Merrill Lynch & Co., for example, has just filed papers with the US Securities and Exchange Commission for four new index mutual funds. The funds, which have not yet been approved by the SEC, will be aimed at specific types of investors, such as those who have 401(k) retirement accounts.
Of 125 index funds tracked by the rating service Morningstar Inc., 39 have been developed in just the past three years. Most index funds are offered by smaller fund families, though larger firms such as Merrill Lynch are climbing on the bandwagon.
Branching out from tried-and-true S&P 500 funds, many companies are offering funds that follow less-familiar indexes, including those for bonds and overseas stocks.
Vanguard remains the leader in the field. It offers a roster of 20 index funds (most shown in chart, right), totaling more than $55 billion in assets, as well as actively managed funds.
Vanguard has index funds following emerging-market stocks, US bonds, and even a pair of funds that subdivide the S&P 500: One buys the S&P stocks that match a "growth" style of investing; the other buys the S&P's "value" stocks.
Vanguard's plain old Index 500 fund, which mirrors the S&P 500, is America's third-largest mutual fund, with $27 billion in assets. Assets for that fund are up $10 billion so far this year, from about $17 billion on Jan. 1.
Meanwhile, another company has created a "socially responsible" version of an S&P 500 fund. The Domini Social Index Fund, which excludes tobacco and defense stocks among others, is up 15.8 percent this year, as of Oct. 31. That compares with a 14.5 percent return for the S&P 500.

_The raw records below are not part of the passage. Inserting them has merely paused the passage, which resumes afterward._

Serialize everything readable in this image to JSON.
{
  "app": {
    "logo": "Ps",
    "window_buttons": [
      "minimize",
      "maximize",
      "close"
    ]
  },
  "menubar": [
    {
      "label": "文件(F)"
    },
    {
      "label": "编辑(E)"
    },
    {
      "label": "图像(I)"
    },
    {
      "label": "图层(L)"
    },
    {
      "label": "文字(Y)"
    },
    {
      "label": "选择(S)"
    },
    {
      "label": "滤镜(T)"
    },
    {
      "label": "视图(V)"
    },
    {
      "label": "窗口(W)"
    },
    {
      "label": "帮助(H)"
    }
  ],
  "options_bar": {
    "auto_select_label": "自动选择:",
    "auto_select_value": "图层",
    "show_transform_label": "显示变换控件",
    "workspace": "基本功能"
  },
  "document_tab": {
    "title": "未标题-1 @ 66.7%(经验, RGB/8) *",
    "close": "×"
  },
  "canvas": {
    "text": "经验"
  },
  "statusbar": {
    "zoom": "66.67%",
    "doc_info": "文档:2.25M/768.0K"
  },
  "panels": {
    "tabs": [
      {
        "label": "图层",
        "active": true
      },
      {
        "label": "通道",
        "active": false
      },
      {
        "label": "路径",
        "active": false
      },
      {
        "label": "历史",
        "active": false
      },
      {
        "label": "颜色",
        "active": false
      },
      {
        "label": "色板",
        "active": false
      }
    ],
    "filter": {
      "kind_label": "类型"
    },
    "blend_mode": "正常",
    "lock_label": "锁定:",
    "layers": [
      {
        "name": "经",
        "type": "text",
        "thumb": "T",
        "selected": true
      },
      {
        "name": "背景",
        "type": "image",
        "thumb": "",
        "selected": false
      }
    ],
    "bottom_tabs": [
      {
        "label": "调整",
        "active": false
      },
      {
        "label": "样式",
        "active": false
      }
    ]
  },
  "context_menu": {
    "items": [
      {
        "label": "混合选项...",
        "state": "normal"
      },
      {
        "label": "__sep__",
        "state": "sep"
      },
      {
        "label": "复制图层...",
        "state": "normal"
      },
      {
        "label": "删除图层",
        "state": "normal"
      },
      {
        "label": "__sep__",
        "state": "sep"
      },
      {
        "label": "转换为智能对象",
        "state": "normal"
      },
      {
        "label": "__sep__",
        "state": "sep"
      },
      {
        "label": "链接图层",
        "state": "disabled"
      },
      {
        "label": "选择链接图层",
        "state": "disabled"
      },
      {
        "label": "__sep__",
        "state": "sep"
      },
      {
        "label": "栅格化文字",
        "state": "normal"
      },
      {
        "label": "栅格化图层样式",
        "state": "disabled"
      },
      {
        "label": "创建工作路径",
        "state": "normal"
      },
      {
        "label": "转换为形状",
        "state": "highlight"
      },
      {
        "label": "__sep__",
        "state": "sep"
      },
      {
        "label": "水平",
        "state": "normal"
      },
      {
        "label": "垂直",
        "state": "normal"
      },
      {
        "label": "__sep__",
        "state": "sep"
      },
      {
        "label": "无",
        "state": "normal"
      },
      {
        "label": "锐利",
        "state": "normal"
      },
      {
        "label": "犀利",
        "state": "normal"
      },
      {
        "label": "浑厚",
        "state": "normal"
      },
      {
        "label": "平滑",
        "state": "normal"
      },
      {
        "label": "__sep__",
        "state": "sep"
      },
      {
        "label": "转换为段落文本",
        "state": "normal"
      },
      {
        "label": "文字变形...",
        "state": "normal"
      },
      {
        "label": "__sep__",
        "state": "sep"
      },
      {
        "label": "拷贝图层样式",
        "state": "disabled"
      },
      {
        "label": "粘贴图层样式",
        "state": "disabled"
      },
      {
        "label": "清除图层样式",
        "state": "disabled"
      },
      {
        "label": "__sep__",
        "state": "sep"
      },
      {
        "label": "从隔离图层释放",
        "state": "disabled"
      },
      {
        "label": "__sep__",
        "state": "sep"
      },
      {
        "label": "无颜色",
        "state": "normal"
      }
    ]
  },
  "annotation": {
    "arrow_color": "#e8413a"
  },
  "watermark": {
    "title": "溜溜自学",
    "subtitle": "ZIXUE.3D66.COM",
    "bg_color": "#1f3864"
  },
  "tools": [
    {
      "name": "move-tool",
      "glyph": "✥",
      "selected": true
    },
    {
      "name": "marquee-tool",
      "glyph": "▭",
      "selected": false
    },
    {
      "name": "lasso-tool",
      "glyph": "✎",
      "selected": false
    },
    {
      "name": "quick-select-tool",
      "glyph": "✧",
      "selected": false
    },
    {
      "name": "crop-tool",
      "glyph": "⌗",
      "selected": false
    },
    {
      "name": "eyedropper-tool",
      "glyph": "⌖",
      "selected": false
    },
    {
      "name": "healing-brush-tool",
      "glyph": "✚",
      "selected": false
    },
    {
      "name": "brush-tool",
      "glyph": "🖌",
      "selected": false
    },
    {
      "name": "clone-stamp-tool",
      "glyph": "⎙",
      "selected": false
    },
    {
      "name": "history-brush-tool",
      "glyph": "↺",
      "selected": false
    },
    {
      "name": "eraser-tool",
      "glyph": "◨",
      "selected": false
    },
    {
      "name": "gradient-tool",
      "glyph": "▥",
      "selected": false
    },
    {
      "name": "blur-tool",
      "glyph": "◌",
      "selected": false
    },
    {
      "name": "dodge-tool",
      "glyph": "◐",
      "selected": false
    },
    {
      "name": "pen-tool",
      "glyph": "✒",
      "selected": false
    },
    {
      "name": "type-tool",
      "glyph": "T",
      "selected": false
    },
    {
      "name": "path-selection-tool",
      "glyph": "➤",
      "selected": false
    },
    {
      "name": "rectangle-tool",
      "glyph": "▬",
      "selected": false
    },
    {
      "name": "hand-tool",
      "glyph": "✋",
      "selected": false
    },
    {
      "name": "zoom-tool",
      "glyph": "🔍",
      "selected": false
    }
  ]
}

How much exposure should an average investor have to index funds? A Vanguard spokesman says at least 60 to 70 percent, with the rest in managed funds. Many analysts say that amount is high. Some recommend no more than 50 percent (or even less), with substantial assets kept in "active" funds, where a fund manager picks investments day by day.
The issue is partly philosophical: If you want to be assured of having fairly average performance, analysts say an emphasis on index funds is appropriate. If you don't want to miss the chance to reap superior, market-beating returns, managed funds are for you.

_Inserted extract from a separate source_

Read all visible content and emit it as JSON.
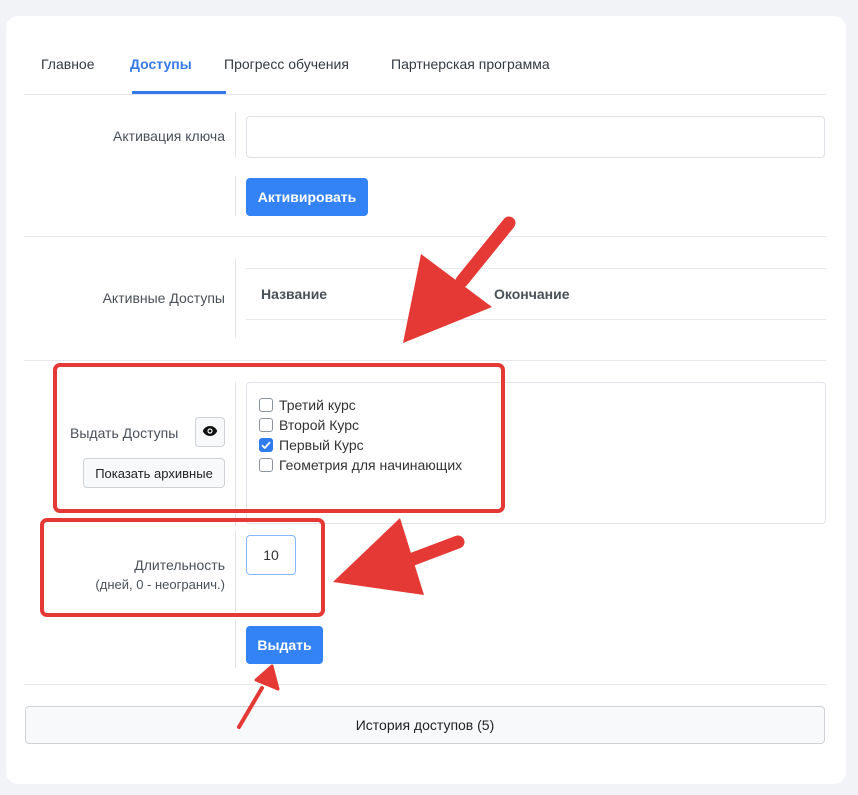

Index funds have an element of "reliability in terms of their investment strategy," says Alice Lowenstein, an analyst at Morningstar in Chicago. Their objective is usually not to "beat" the market but to "equal" it. When the index rises in a bull market, the fund rises by about the same amount as the index. Conversely, when the index drops, the fund will similarly decline, unless its operating rules have some built-in check-points to inhibit a decline, such as allowing fund officials to move to a larger "cash" position.

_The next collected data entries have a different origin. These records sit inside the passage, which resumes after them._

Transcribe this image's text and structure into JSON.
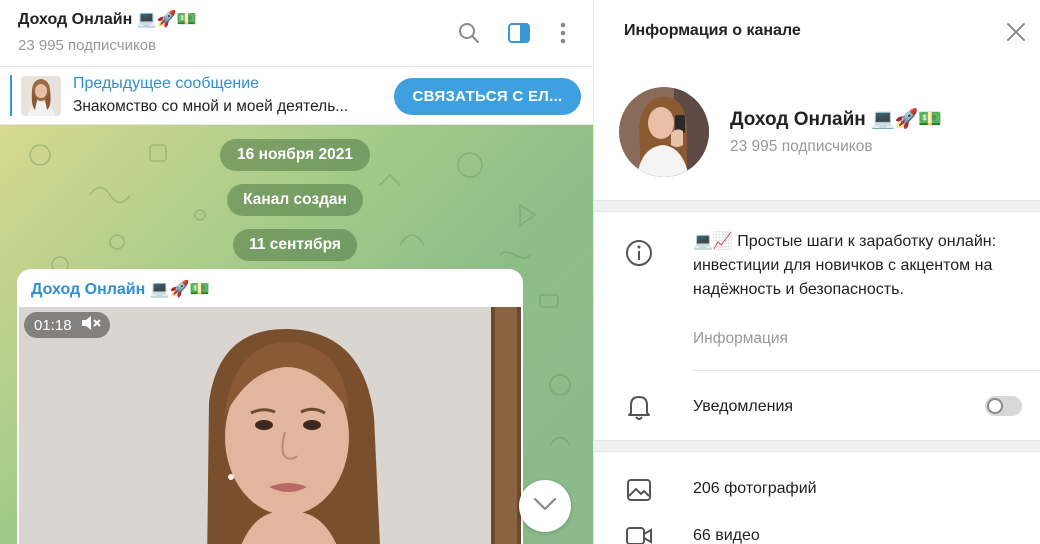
{
  "chat": {
    "title": "Доход Онлайн 💻🚀💵",
    "subscribers": "23 995 подписчиков",
    "icons": [
      "search-icon",
      "sidebar-toggle-icon",
      "more-vert-icon"
    ]
  },
  "pinned": {
    "title": "Предыдущее сообщение",
    "text": "Знакомство со мной и моей деятель...",
    "button": "СВЯЗАТЬСЯ С ЕЛ..."
  },
  "service": {
    "date1": "16 ноября 2021",
    "created": "Канал создан",
    "date2": "11 сентября"
  },
  "message": {
    "author": "Доход Онлайн 💻🚀💵",
    "video_duration": "01:18"
  },
  "info": {
    "header": "Информация о канале",
    "name": "Доход Онлайн 💻🚀💵",
    "subscribers": "23 995 подписчиков",
    "description": "💻📈 Простые шаги к заработку онлайн: инвестиции для новичков с акцентом на надёжность и безопасность.",
    "description_label": "Информация",
    "notifications_label": "Уведомления",
    "notifications_on": false,
    "media": {
      "photos": "206 фотографий",
      "videos": "66 видео"
    }
  },
  "colors": {
    "accent": "#3a95d5",
    "button": "#3fa0e0",
    "muted": "#999999"
  }
}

This last point is relevant today. Recent statistics show US economic growth slowing substantially from earlier in the year. As a result, some actively managed funds are now shoring up the "defensive" position of their portfolios in case the market were to decline. Index funds cannot typically do that.
"The problem [with index funds] is, what happens when the market starts to slide?" asks one Washington-based mutual-fund analyst. "If you've got your life savings in index funds, a rapid market decline could literally wipe you out very quickly," he says, exaggerating.
Index funds may, indeed, do badly in down markets. But defenders argue that, since the long-term trend of the market is up, index funds are ideal for small investors over many years, despite the bumpy ride.
Index funds consistently have the lowest overall operating expenses in the industry, says a spokesman for the Investment Company Institute, a mutual-fund trade group in Washington.
Vanguard's Index 500 fund, for example, has annual expenses of about 0.2 percent of assets, compared with about 1.4 percent expenses on a typical equity fund.
The cost advantage can be particularly valuable in the bond market, where profit margins are often narrow, Ms. Lowenstein says.
In addition to low expenses, index funds offer a tidy little tax advantage. Since fewer "trades" are made in the fund's portfolio, there are fewer capital-gains distributions to pay taxes on than in managed funds. This advantage is useful if the fund is not held in a tax-deferred retirement account.